Da quando sono tornati al potere, i Talebani hanno reintrodotto il divieto di coltivare i papaveri da cui si ricava la sostanza stupefacente, sperando così che l'Occidente possa chiudere un occhio sulla mancanza dei diritti per le donne

È passato ormai un anno da quando, il 15 agosto 2021, i Talebani sono tornati al potere in Afghanistan. La rapida avanzata nel Paese, seguita al ritiro americano, si era conclusa con la riconquista di Kabul e il reinsediamento nella capitale, vent’anni dopo la prima volta. Da allora, il regime islamico ha fatto parlare di sé soprattutto per le questioni legate ai diritti umani e ai divieti imposti alle donne, da quello di guidare fino a quello di frequentare la scuola. Ma anche il dibattito legato alla produzione di oppio ha tenuto banco. Da quando sono tornati al potere, infatti, i Talebani hanno espresso la propria volontà di fermare la coltivazione dei papaveri da cui si ricava la sostanza stupefacente, riproponendo un divieto già applicato nel 2001. Ad aprile, alle loro parole è seguito un atto concreto: “La coltivazione di papaveri da oppio è stata severamente proibita – recita il decreto introdotto – e chi violerà la legge sarà punito secondo la Shari’a”.
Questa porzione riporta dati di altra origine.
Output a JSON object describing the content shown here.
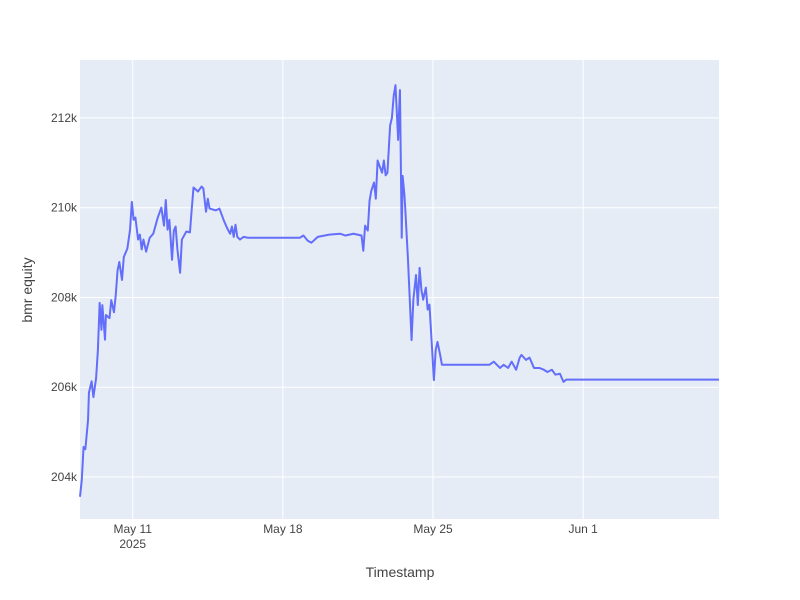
{
  "chart_data": {
    "type": "line",
    "x_label": "Timestamp",
    "y_label": "bmr equity",
    "plot_bgcolor": "#e5ecf6",
    "grid": true,
    "grid_color": "#ffffff",
    "x": [
      "2025-05-08T13:00",
      "2025-05-08T15:00",
      "2025-05-08T17:00",
      "2025-05-08T19:00",
      "2025-05-08T22:00",
      "2025-05-08T23:00",
      "2025-05-09T02:00",
      "2025-05-09T04:00",
      "2025-05-09T07:00",
      "2025-05-09T09:00",
      "2025-05-09T11:00",
      "2025-05-09T13:00",
      "2025-05-09T14:00",
      "2025-05-09T17:00",
      "2025-05-09T18:00",
      "2025-05-09T22:00",
      "2025-05-10T00:00",
      "2025-05-10T03:00",
      "2025-05-10T05:00",
      "2025-05-10T07:00",
      "2025-05-10T09:00",
      "2025-05-10T12:00",
      "2025-05-10T14:00",
      "2025-05-10T18:00",
      "2025-05-10T21:00",
      "2025-05-10T23:00",
      "2025-05-11T01:00",
      "2025-05-11T03:00",
      "2025-05-11T06:00",
      "2025-05-11T08:00",
      "2025-05-11T10:00",
      "2025-05-11T12:00",
      "2025-05-11T15:00",
      "2025-05-11T19:00",
      "2025-05-11T23:00",
      "2025-05-12T04:00",
      "2025-05-12T08:00",
      "2025-05-12T11:00",
      "2025-05-12T13:00",
      "2025-05-12T15:00",
      "2025-05-12T17:00",
      "2025-05-12T20:00",
      "2025-05-12T22:00",
      "2025-05-13T00:00",
      "2025-05-13T02:00",
      "2025-05-13T05:00",
      "2025-05-13T07:00",
      "2025-05-13T12:00",
      "2025-05-13T16:00",
      "2025-05-13T18:00",
      "2025-05-13T20:00",
      "2025-05-14T01:00",
      "2025-05-14T05:00",
      "2025-05-14T07:00",
      "2025-05-14T10:00",
      "2025-05-14T12:00",
      "2025-05-14T14:00",
      "2025-05-14T21:00",
      "2025-05-15T01:00",
      "2025-05-15T06:00",
      "2025-05-15T10:00",
      "2025-05-15T13:00",
      "2025-05-15T15:00",
      "2025-05-15T17:00",
      "2025-05-15T19:00",
      "2025-05-15T21:00",
      "2025-05-16T00:00",
      "2025-05-16T04:00",
      "2025-05-16T09:00",
      "2025-05-18T19:00",
      "2025-05-18T23:00",
      "2025-05-19T04:00",
      "2025-05-19T08:00",
      "2025-05-19T15:00",
      "2025-05-20T04:00",
      "2025-05-20T16:00",
      "2025-05-20T22:00",
      "2025-05-21T07:00",
      "2025-05-21T16:00",
      "2025-05-21T18:00",
      "2025-05-21T20:00",
      "2025-05-21T23:00",
      "2025-05-22T01:00",
      "2025-05-22T03:00",
      "2025-05-22T06:00",
      "2025-05-22T08:00",
      "2025-05-22T10:00",
      "2025-05-22T12:00",
      "2025-05-22T15:00",
      "2025-05-22T17:00",
      "2025-05-22T19:00",
      "2025-05-22T21:00",
      "2025-05-23T00:00",
      "2025-05-23T02:00",
      "2025-05-23T04:00",
      "2025-05-23T06:00",
      "2025-05-23T09:00",
      "2025-05-23T10:00",
      "2025-05-23T11:00",
      "2025-05-23T13:00",
      "2025-05-23T14:00",
      "2025-05-23T16:00",
      "2025-05-23T17:00",
      "2025-05-23T20:00",
      "2025-05-23T22:00",
      "2025-05-24T00:00",
      "2025-05-24T02:00",
      "2025-05-24T05:00",
      "2025-05-24T07:00",
      "2025-05-24T09:00",
      "2025-05-24T11:00",
      "2025-05-24T13:00",
      "2025-05-24T16:00",
      "2025-05-24T18:00",
      "2025-05-24T20:00",
      "2025-05-24T22:00",
      "2025-05-25T01:00",
      "2025-05-25T03:00",
      "2025-05-25T05:00",
      "2025-05-25T08:00",
      "2025-05-25T10:00",
      "2025-05-27T15:00",
      "2025-05-27T20:00",
      "2025-05-28T03:00",
      "2025-05-28T07:00",
      "2025-05-28T12:00",
      "2025-05-28T16:00",
      "2025-05-28T21:00",
      "2025-05-29T01:00",
      "2025-05-29T03:00",
      "2025-05-29T08:00",
      "2025-05-29T12:00",
      "2025-05-29T17:00",
      "2025-05-29T23:00",
      "2025-05-30T04:00",
      "2025-05-30T08:00",
      "2025-05-30T13:00",
      "2025-05-30T17:00",
      "2025-05-30T22:00",
      "2025-05-31T02:00",
      "2025-05-31T05:00",
      "2025-06-07T08:00"
    ],
    "series": [
      {
        "color": "#636efa",
        "values": [
          203560,
          203940,
          204670,
          204620,
          205270,
          205880,
          206130,
          205780,
          206200,
          206820,
          207880,
          207280,
          207830,
          207060,
          207610,
          207540,
          207940,
          207670,
          208050,
          208600,
          208790,
          208390,
          208900,
          209090,
          209510,
          210130,
          209730,
          209780,
          209290,
          209400,
          209070,
          209290,
          209020,
          209330,
          209420,
          209780,
          210000,
          209600,
          210170,
          209510,
          209730,
          208840,
          209490,
          209580,
          209070,
          208550,
          209290,
          209470,
          209450,
          209960,
          210450,
          210360,
          210470,
          210430,
          209910,
          210200,
          209980,
          209940,
          209980,
          209710,
          209530,
          209420,
          209580,
          209350,
          209620,
          209350,
          209290,
          209350,
          209330,
          209330,
          209380,
          209260,
          209220,
          209350,
          209400,
          209420,
          209380,
          209420,
          209380,
          209040,
          209600,
          209490,
          210160,
          210380,
          210560,
          210200,
          211050,
          210940,
          210780,
          211050,
          210720,
          210780,
          211830,
          212000,
          212490,
          212730,
          211510,
          212130,
          212620,
          209330,
          210710,
          210290,
          209960,
          208840,
          207950,
          207050,
          207950,
          208500,
          207830,
          208660,
          208170,
          207950,
          208220,
          207730,
          207840,
          207170,
          206160,
          206830,
          207010,
          206720,
          206500,
          206500,
          206570,
          206430,
          206500,
          206430,
          206570,
          206390,
          206660,
          206720,
          206610,
          206660,
          206430,
          206430,
          206390,
          206340,
          206390,
          206280,
          206300,
          206120,
          206170,
          206170
        ]
      }
    ],
    "xlim": [
      "2025-05-08T13:00",
      "2025-06-07T08:00"
    ],
    "xticks": [
      {
        "value": "2025-05-11T00:00",
        "label": [
          "May 11",
          "2025"
        ]
      },
      {
        "value": "2025-05-18T00:00",
        "label": [
          "May 18"
        ]
      },
      {
        "value": "2025-05-25T00:00",
        "label": [
          "May 25"
        ]
      },
      {
        "value": "2025-06-01T00:00",
        "label": [
          "Jun 1"
        ]
      }
    ],
    "ylim": [
      203065,
      213290
    ],
    "yticks": [
      {
        "value": 204000,
        "label": "204k"
      },
      {
        "value": 206000,
        "label": "206k"
      },
      {
        "value": 208000,
        "label": "208k"
      },
      {
        "value": 210000,
        "label": "210k"
      },
      {
        "value": 212000,
        "label": "212k"
      }
    ]
  }
}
L’attenzione che il mondo rivolge verso la produzione e il commercio di droga in Afghanistan non è per nulla sorprendente, se si guarda alle dimensione del fenomeno. Nel 2021 la coltivazione di papaveri, la raffinazione di oppiacei e il loro commercio hanno formato nel loro complesso un giro d’affari stimato tra 1,8 e 2,7 miliardi di dollari, spiega un rapporto delle Nazioni Unite. Numeri enormi, che rendono il settore degli oppiacei responsabile per circa il 10% del Pil del Paese. Sulla scena internazionale, l’Afghanistan non ha rivali nella produzione di questi stupefacenti: la quantità di oppio ricavata lo scorso anno rappresenta l’85% di quella prodotta a livello globale ed è sufficiente per ottenere 300 tonnellate di eroina pura.